Vorwort

Vorwort 24.02.2021, 08:00

SCHOCKSCHWERENOT!

Cannibal Corpse? Neck Cemetery? Iced Earth? Nix da: Wenn die (zugegebenermaßen etwas schwammige) Genre-Bezeichnung „Shock Rock“ im Raum steht, denkt wohl jeder Musikfan vor allem an Alice Cooper - und zwar völlig zu Recht. Vor allem die Frühphase bis „Welcome To My Nightmare“ (von 1975) hat Maßstäbe gesetzt, im Gegensatz zum kruden Weirdo-Stoff von Screamin´ Jay Hawkins oder The Crazy World Of Arthur Brown lebten Vincent Furniers Errungenschaften auch immer von ihrem schlüssigen Songwriting, die „aufreizende“ Bühnenshow untermalende ikonische Stücke wie ´I´m Eighteen´, ´Under My Wheels´, ´No More Mr. Nice Guy´ oder ´School´s Out´ haben bis heute nichts von ihrem Reiz verloren.

Die weitere Geschichte von Cooper ist, wie bei vielen relevanten Künstlern, eine wechselhafte; im Alkohol-Delirium entstandene Frühachtziger-Werke wie „Flush The Fashion“, „Zipper Catches Skin“ oder „DaDa“ sind tatsächlich kaum mit Vergnügen hörbar, die von den Star-Producern Desmond Child bzw. Peter Collins in Szene gesetzten Hit-Feuerwerke „Trash“ (1989) und dessen manchmal etwas unter Wert gehandelter Nachfolger „Hey Stoopid“ (1991) dagegen zwei der wertvollsten Melodic-Hardrock-Platten aller Zeiten. Danach wird´s ohne Zweifel zumindest stilistisch wieder eher heterogen, um´s vorsichtig auszudrücken, qualitativ gibt´s aber zumindest keinen richtigen Stinker mehr - und seit einer guten Dekade kann man sich sogar wieder richtig auf ein frisches Langeisen von Alice Cooper freuen. Das gleichzeitig durchdacht und spontan klingende neue Album „Detroit Stories“ stellt für mich den bisherigen Höhepunkt in dieser Entwicklung dar und war uns dementsprechend eine Titelstory wert - Coopers erste im Rock Hard.
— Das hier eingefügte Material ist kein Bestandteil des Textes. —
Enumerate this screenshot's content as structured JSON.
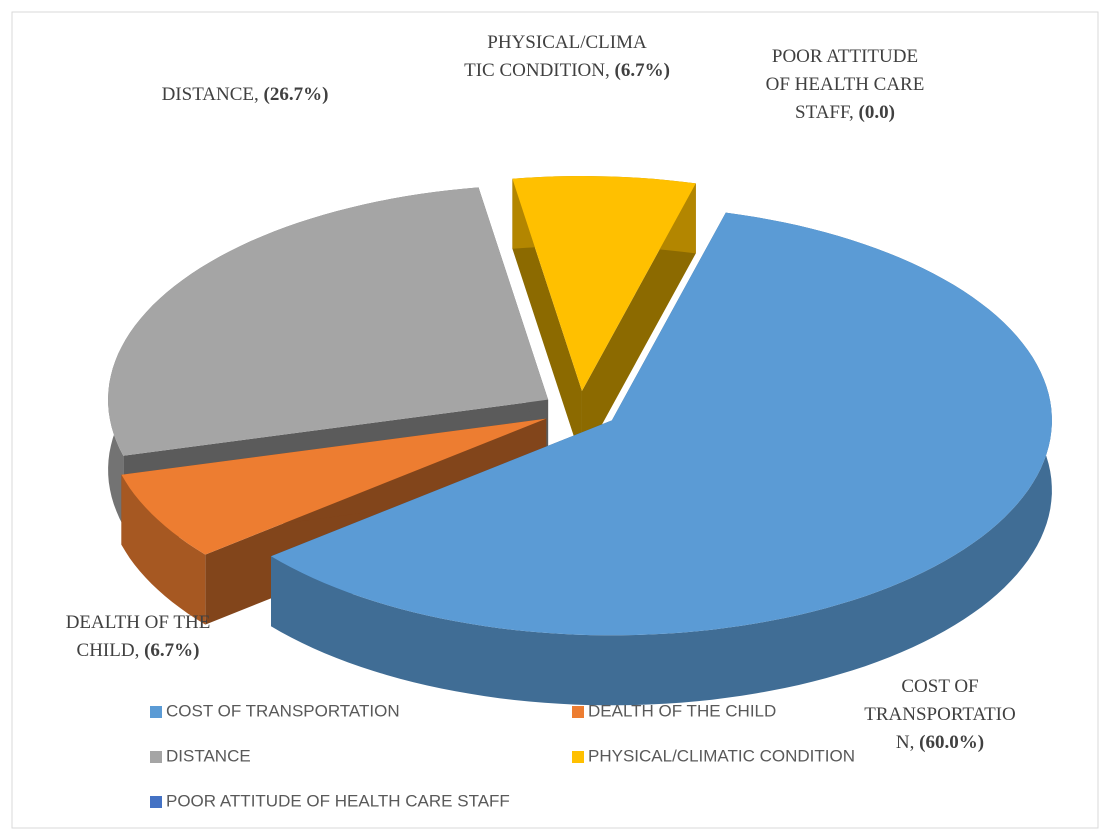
{
  "chart_data": {
    "type": "pie3d",
    "categories": [
      "COST OF TRANSPORTATION",
      "DEALTH OF THE CHILD",
      "DISTANCE",
      "PHYSICAL/CLIMATIC CONDITION",
      "POOR ATTITUDE OF HEALTH CARE STAFF"
    ],
    "values": [
      60.0,
      6.7,
      26.7,
      6.7,
      0.0
    ],
    "value_labels": [
      "(60.0%)",
      "(6.7%)",
      "(26.7%)",
      "(6.7%)",
      "(0.0)"
    ],
    "label_lines": [
      [
        "COST OF",
        "TRANSPORTATIO",
        "N,"
      ],
      [
        "DEALTH OF THE",
        "CHILD,"
      ],
      [
        "DISTANCE,"
      ],
      [
        "PHYSICAL/CLIMA",
        "TIC CONDITION,"
      ],
      [
        "POOR ATTITUDE",
        "OF HEALTH CARE",
        "STAFF,"
      ]
    ],
    "colors": [
      "#5b9bd5",
      "#ed7d31",
      "#a5a5a5",
      "#ffc000",
      "#4472c4"
    ],
    "legend": "bottom"
  }
}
Andere Teile dieser Ausgabe sind dagegen leider ernster: Mit einem Seziertisch verneigen wir uns unter der Federführung Sebastian Schillings kollektiv vor dem Schaffen eines der größten Gitarren-Asse seiner Generation, der frühe Tod Alexi Laihos hat auch Leute betroffen gemacht, die sich nicht als Die-hard-Fans von Children Of Bodom bezeichnen würden. In einem langen Kommentar rekapituliert Holger außerdem die Geschehnisse rund um Jon Schaffer und die Erstürmung des US-Kapitols; der Text ist durchaus der Versuch einer Annäherung, ja: einer Erklärung. Aber am Ende muss auch hier gelten: Ignorantia legis non excusat - Unwissenheit schützt vor Strafe nicht. Ein krudes Weltbild genauso wenig. Und schlussendlich gehen wir in einem zehnseitigen Special der Frage nach, wie Corona die Musikwelt verändert bzw. bereits verändert hat. Die Antworten sind sehr uneinheitlich. Nicht alles wird jedem gefallen, aber andere im wahrsten Sinne des Wortes legitime Meinungen sind in einer funktionierenden Demokratie auszuhalten. Mehr noch: Dissens ist am Ende sogar die Grundlage ihres Fortbestehens, im besten Falle sogar ihres Fortschritts.

Haltet die Köpfe oben (es sei denn, Ihr bangt)!